Ainda não é possível relacionar o uso de vape – um tipo de cigarro eletrônico – ao surgimento de novos casos de câncer de pulmão, pois esse é um problema de saúde pública relativamente recente. Os impactos das novas formas de tabagismo vão começar a ser vistos daqui a algumas décadas. Mesmo assim, a Medicina já lida com as consequências hoje. O Dr. Bomfim informa que a literatura médica já lida com doenças inflamatórias pulmonares relacionadas ao vape.

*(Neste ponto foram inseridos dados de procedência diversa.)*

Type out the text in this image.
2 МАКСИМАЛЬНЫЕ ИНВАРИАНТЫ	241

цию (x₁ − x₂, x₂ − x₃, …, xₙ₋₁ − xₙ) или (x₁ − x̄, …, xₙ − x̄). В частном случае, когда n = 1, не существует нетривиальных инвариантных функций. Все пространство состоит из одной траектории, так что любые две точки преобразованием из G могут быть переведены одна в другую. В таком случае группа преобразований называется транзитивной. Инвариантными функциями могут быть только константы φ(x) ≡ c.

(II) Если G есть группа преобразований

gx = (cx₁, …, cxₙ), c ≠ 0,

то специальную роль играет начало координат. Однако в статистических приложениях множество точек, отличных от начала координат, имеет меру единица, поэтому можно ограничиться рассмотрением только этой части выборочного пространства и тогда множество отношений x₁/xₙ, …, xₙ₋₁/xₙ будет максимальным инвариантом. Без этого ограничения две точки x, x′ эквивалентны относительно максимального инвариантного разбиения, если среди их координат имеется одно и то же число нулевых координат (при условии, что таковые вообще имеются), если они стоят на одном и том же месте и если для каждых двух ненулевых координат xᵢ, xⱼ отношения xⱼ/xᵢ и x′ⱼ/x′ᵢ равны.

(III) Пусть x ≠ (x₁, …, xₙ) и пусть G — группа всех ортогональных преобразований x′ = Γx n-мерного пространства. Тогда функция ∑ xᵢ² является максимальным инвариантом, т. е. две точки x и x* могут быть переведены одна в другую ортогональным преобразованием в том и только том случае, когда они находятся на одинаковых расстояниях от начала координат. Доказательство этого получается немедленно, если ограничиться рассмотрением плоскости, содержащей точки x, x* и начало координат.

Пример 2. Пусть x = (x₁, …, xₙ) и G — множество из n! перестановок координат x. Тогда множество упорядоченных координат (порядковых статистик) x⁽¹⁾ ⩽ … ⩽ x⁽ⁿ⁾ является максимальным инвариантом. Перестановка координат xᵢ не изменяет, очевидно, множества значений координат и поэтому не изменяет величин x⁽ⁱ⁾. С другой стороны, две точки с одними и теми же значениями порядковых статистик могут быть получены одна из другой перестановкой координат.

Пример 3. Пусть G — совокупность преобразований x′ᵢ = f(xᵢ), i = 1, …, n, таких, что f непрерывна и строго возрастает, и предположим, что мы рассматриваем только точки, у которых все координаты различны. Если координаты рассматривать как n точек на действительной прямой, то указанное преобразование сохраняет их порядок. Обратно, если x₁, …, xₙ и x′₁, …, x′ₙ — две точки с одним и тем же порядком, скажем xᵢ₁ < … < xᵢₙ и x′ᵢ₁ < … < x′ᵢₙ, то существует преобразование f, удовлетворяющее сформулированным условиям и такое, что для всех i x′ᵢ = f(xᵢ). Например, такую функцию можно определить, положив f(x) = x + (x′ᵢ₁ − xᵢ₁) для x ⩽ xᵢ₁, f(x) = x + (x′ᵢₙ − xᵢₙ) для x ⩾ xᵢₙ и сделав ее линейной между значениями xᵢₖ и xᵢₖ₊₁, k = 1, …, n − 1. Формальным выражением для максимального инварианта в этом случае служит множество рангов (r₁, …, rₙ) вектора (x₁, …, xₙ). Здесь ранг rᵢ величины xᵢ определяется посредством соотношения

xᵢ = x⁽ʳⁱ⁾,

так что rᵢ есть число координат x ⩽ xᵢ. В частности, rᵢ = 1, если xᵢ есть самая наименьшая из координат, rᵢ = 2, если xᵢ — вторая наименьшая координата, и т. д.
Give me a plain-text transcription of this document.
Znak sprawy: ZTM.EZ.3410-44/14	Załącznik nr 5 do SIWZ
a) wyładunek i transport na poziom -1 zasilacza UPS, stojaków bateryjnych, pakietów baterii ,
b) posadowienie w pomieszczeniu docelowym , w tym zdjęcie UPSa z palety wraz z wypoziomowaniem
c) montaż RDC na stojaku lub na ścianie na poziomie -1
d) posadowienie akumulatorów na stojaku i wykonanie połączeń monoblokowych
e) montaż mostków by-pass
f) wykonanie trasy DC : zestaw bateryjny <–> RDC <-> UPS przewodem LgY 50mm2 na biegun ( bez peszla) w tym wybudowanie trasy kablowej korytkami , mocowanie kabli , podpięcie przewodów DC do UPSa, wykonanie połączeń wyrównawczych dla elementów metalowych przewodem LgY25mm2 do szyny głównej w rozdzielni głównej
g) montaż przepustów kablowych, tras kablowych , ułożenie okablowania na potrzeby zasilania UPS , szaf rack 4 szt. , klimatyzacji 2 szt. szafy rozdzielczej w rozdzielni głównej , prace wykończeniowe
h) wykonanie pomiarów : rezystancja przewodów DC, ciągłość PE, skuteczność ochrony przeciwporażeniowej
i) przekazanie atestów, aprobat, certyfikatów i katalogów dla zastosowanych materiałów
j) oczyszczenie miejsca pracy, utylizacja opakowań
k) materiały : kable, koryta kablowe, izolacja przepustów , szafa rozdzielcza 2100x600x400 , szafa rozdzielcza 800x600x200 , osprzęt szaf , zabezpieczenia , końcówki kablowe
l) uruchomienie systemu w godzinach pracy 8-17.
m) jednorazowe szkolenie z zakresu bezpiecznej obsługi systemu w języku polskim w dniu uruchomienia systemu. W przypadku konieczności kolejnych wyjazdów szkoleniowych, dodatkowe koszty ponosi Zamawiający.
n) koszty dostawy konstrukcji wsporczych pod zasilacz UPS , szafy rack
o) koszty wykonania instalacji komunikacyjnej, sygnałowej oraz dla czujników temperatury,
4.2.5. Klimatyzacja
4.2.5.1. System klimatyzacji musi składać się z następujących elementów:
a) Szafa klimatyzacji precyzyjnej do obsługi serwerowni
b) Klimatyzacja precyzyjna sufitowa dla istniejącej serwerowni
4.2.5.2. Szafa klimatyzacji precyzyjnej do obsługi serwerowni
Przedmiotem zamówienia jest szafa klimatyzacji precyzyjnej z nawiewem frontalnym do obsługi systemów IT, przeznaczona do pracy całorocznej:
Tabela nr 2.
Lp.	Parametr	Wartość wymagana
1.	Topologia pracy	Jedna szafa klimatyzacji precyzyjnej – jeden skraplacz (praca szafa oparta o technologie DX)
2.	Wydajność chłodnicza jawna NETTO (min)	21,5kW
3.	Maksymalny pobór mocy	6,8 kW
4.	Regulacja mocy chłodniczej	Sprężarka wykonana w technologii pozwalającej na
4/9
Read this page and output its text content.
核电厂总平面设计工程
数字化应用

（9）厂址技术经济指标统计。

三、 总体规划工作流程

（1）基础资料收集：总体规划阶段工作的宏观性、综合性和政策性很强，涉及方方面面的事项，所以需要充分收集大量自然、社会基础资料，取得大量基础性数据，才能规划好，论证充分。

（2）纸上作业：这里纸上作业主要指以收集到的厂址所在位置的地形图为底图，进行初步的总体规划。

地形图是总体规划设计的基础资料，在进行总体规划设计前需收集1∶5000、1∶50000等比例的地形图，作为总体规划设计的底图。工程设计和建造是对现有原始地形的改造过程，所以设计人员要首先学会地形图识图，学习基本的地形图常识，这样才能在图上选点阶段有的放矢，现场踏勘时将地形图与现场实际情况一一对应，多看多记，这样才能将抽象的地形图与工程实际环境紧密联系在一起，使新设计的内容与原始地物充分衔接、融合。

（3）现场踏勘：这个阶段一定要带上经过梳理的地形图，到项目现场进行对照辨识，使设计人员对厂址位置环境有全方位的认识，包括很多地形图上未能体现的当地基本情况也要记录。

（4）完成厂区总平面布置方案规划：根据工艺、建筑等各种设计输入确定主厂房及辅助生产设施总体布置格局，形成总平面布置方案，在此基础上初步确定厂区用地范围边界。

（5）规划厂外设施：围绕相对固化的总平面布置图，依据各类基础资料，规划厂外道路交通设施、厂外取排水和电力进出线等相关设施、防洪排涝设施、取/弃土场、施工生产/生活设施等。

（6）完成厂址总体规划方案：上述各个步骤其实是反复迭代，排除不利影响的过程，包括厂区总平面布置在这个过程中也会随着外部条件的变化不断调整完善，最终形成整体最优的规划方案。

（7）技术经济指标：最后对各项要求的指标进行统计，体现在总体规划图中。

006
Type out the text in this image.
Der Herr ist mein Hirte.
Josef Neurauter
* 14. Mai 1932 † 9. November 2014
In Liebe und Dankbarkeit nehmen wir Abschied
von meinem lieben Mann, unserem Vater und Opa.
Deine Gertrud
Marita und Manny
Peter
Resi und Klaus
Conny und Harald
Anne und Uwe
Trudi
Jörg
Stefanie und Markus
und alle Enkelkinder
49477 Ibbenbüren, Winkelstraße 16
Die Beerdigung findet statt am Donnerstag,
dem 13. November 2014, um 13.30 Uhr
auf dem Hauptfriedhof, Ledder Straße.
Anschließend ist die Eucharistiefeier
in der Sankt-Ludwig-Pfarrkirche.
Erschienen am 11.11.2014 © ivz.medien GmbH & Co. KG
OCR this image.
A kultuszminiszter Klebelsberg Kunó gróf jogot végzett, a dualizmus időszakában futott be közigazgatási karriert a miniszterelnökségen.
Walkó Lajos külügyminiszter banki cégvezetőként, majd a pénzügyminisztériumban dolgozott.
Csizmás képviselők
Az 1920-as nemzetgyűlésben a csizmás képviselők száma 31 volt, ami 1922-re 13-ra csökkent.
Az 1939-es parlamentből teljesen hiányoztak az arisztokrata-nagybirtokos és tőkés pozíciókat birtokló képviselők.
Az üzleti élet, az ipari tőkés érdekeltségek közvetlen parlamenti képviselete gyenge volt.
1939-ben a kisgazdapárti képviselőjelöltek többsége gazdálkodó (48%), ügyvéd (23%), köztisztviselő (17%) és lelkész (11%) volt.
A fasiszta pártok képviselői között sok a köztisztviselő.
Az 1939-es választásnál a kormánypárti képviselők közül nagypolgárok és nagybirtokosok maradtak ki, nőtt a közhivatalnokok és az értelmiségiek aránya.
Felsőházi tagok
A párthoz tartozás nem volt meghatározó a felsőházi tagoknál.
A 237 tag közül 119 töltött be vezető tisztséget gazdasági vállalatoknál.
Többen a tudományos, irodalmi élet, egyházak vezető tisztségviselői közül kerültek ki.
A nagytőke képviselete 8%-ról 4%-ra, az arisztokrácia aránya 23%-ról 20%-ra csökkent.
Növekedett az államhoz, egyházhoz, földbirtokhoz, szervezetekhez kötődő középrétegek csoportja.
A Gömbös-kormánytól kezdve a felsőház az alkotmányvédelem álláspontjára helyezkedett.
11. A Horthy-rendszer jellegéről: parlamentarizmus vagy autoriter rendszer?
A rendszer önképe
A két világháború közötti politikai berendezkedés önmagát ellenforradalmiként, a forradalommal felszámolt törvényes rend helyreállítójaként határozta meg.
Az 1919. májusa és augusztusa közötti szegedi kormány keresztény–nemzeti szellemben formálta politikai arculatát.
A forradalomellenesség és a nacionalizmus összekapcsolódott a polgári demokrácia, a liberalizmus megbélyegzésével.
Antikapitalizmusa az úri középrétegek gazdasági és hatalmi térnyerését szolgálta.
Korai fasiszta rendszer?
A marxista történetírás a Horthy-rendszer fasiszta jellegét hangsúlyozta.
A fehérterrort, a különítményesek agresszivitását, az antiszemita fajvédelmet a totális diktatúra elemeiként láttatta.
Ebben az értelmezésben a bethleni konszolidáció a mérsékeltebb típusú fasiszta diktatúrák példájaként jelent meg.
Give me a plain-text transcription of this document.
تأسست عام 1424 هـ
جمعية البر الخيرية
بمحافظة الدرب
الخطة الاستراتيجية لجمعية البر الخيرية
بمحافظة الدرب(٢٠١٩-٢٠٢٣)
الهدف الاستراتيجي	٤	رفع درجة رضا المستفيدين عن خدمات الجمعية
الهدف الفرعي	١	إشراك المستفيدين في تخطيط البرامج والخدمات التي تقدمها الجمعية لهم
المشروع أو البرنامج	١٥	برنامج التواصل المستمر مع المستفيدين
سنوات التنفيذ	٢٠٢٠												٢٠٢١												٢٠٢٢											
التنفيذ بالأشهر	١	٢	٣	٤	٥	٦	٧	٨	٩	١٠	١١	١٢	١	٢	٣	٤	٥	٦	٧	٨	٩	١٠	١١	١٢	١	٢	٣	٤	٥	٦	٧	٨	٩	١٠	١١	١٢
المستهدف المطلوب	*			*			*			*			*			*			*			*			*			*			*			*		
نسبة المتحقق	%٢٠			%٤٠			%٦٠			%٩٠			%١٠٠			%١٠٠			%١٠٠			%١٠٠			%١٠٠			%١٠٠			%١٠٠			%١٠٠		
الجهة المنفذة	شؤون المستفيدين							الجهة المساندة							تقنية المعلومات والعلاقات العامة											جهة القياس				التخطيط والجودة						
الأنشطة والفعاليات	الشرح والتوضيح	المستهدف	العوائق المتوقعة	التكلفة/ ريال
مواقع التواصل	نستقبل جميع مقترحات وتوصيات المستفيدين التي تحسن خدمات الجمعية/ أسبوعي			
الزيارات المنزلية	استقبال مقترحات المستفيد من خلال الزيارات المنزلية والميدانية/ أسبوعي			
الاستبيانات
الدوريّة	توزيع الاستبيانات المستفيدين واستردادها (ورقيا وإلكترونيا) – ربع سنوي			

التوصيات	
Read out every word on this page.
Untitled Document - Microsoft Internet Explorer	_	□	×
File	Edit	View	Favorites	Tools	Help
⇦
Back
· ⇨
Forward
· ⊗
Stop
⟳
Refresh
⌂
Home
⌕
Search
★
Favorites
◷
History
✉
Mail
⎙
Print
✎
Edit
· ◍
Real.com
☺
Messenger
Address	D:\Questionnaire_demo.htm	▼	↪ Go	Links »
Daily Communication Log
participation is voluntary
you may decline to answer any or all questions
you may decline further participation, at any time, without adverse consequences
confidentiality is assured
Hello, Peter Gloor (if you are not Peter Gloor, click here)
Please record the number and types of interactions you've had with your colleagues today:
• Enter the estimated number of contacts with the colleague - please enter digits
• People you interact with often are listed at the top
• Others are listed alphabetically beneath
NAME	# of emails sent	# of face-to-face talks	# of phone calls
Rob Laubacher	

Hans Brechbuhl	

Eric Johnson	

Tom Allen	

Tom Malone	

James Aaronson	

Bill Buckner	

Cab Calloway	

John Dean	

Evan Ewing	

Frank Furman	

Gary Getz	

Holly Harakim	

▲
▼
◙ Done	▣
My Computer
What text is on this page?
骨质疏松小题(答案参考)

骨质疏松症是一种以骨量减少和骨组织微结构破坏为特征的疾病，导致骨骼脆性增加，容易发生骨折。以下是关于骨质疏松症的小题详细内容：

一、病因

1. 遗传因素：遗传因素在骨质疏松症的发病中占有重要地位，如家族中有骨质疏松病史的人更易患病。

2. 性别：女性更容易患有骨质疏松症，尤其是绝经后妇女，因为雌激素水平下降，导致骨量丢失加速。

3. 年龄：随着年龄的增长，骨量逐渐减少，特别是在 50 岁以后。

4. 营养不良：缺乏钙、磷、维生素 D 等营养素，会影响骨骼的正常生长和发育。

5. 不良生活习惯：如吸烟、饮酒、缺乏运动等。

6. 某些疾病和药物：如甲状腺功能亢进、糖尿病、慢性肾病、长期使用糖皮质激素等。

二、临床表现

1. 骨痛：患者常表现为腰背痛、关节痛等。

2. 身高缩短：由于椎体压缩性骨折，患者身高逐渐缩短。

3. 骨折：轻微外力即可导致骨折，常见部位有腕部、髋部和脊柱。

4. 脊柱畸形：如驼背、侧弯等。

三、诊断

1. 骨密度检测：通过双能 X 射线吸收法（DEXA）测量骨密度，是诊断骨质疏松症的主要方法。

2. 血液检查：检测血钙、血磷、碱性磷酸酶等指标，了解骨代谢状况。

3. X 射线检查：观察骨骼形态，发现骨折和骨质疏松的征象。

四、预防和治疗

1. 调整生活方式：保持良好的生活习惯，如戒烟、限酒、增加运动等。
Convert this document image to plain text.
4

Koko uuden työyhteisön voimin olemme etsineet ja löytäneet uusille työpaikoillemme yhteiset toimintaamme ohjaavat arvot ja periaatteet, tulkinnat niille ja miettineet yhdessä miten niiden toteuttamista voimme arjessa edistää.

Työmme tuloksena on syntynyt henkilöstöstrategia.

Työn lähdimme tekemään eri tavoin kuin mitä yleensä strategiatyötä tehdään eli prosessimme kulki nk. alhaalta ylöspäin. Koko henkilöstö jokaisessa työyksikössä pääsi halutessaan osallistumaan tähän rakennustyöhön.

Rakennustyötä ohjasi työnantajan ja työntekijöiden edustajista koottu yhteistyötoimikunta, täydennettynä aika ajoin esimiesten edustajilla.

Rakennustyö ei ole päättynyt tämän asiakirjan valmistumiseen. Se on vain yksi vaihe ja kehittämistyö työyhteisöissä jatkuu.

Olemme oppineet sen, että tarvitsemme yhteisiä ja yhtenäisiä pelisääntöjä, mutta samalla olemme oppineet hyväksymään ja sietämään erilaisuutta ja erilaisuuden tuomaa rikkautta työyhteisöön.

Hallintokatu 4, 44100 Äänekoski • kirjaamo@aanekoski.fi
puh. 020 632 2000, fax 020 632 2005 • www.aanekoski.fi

Avanços – Nos últimos 15 anos, Antônio Bomfim dedicou-se às cirurgias oncológicas no pulmão em vários tipos de pacientes. Por isso, o profissional acompanhou os avanços nas tecnologias para tratar esse tipo de câncer. “Tivemos a possibilidade de fazer o tratamento de forma minimamente invasiva, tanto do diagnóstico quanto das cirurgias mais complexas. A cirurgia robótica é uma das intervenções mais modernas no mundo, e já é realidade em várias regiões do Brasil”, informa.
Segundo ele, são vastas as vantagens dessa tecnologia. “Além de proporcionar uma qualidade no tratamento oncológico, o que resulta em menos sofrimento ao paciente, ela também permite que os pacientes voltem às suas atividades habituais com mais rapidez, uma vez que as cirurgias tendem a ter menos complicações.